Learning Objectives
Read a text closely and critically
Pre-work
- Teacher selects a primary source article and a critique of that source (e.g., The New York Times: “A Debate Over Identity and Race”; Sample Assessment- “Typography and Identity”).
- Teacher uses ChatGPT to generate a critique of the primary source. Sample prompt (replace bracketed text depending on the article chosen):
- Writing Task: Write a thorough critical assessment of [primary source title]. In your assessment, summarize [author’s] central claims, reasons, and assumptions. Discuss how he or she limits claims and describes and responds to any counterarguments. State your assessment of how convincing the argument is and what its weaknesses are, if any.
- [Include text of article in prompt here]
In-class
- Students read the primary source, human-written assessment, and ChatGPT-generated critical assessment.

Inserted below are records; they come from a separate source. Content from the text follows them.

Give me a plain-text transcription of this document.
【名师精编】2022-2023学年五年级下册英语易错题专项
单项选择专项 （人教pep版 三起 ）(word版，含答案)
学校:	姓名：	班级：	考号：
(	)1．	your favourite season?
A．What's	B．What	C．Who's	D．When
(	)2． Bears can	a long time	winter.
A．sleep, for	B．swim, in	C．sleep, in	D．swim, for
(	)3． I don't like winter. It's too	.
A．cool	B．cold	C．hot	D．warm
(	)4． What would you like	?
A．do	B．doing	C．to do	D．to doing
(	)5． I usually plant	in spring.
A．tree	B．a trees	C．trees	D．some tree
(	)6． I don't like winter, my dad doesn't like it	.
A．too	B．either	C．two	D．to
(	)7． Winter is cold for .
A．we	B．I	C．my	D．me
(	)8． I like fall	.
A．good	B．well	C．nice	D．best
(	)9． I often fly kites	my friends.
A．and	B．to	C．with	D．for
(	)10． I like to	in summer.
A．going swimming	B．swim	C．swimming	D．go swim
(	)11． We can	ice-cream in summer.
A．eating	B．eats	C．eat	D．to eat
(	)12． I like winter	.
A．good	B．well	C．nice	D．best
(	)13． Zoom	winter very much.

- Students reflect on the human vs. ChatGPT-generated assessments. Write a page or more reflecting on some of the following questions of your choice. Include at least three quotes from any of the relevant documents:
- What strikes you as most interesting when you think about the differences between the ChatGPT and the human-written critical assessments we have just read?

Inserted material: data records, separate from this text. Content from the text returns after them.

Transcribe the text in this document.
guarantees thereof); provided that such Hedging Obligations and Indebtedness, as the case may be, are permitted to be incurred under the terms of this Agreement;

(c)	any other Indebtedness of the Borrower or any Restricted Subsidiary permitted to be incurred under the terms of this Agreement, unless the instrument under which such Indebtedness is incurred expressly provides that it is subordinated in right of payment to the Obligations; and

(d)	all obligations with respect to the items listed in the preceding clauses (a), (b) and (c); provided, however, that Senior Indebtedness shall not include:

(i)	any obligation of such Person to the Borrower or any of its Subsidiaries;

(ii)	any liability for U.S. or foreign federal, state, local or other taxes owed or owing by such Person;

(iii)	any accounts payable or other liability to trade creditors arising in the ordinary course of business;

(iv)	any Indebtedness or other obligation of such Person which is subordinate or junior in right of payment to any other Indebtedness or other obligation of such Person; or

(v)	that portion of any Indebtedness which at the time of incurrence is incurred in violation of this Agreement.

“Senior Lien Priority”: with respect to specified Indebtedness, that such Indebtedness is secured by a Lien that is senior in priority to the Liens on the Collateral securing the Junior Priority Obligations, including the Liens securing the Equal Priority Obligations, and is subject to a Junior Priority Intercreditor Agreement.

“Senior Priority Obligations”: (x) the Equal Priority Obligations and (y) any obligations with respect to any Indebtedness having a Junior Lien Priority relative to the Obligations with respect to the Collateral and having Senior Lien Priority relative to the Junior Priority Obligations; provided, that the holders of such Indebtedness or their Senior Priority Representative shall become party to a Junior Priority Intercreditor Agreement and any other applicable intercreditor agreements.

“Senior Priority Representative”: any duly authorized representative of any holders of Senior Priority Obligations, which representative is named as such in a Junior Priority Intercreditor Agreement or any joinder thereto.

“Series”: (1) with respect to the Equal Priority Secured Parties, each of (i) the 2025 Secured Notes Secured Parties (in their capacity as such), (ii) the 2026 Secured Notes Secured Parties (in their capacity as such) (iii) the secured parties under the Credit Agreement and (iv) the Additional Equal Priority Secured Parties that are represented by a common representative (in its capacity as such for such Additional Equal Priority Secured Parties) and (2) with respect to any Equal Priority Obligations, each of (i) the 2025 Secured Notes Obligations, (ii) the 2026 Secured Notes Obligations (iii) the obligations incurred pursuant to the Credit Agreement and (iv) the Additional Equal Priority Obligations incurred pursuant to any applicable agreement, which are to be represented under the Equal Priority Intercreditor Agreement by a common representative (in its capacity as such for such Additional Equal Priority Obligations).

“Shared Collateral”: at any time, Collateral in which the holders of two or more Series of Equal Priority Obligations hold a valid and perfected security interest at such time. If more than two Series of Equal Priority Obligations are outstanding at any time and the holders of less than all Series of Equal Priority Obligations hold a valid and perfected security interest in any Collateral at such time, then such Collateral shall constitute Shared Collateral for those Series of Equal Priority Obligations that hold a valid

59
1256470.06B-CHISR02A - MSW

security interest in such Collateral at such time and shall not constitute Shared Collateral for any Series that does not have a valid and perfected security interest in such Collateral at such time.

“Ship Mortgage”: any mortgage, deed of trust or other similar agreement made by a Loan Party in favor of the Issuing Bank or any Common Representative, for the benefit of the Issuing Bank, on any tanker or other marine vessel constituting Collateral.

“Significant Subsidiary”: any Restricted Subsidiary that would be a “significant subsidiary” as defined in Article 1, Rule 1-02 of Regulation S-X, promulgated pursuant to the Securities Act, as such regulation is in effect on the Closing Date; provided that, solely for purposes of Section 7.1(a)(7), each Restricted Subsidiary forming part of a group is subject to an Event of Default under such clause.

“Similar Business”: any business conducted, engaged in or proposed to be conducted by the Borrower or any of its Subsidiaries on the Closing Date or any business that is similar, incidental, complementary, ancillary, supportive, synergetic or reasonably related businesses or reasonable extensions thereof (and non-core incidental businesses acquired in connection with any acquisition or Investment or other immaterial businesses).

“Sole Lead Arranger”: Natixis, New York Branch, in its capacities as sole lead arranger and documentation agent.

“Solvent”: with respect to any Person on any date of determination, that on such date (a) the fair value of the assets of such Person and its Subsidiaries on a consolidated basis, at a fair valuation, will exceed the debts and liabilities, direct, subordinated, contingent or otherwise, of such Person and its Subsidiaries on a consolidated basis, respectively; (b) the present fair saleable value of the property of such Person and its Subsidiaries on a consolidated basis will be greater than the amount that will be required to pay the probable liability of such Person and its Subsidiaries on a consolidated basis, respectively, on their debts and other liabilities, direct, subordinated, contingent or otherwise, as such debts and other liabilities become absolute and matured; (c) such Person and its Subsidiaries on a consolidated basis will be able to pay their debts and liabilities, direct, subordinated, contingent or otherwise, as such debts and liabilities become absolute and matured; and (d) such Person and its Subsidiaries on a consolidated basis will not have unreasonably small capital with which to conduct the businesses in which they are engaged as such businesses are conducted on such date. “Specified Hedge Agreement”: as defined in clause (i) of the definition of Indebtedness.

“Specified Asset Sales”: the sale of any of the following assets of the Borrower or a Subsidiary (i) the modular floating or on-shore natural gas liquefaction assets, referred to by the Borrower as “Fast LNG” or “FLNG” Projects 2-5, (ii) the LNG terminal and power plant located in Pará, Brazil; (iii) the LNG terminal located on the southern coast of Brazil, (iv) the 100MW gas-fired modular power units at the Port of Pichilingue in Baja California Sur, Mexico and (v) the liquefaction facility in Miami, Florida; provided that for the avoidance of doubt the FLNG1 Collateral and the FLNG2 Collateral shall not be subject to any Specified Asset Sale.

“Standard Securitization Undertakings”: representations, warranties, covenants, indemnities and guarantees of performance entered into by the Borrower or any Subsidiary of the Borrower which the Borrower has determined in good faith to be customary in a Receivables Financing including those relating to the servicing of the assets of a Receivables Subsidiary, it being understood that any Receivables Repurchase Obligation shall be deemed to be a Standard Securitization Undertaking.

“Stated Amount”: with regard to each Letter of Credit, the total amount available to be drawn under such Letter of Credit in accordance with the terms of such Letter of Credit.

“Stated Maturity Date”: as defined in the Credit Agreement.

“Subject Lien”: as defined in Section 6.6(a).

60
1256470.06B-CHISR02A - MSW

- What did ChatGPT miss? What did it get right?
- What did the human-generated critique miss?
- What were the strengths (and weaknesses, if any) of the human-generated critique compared to ChatGPT’s?
- How do those observations match what we have learned about how language models work?
- Did anything surprise you in either of the two assessments? What surprised you and why?
- What have you learned about critical assessments from reading the article and these two samples? What do you still wonder about?
- Based on the comparison between the human-written and the ChatGPT-written assessments, what advice might you give to a fellow student about using ChatGPT?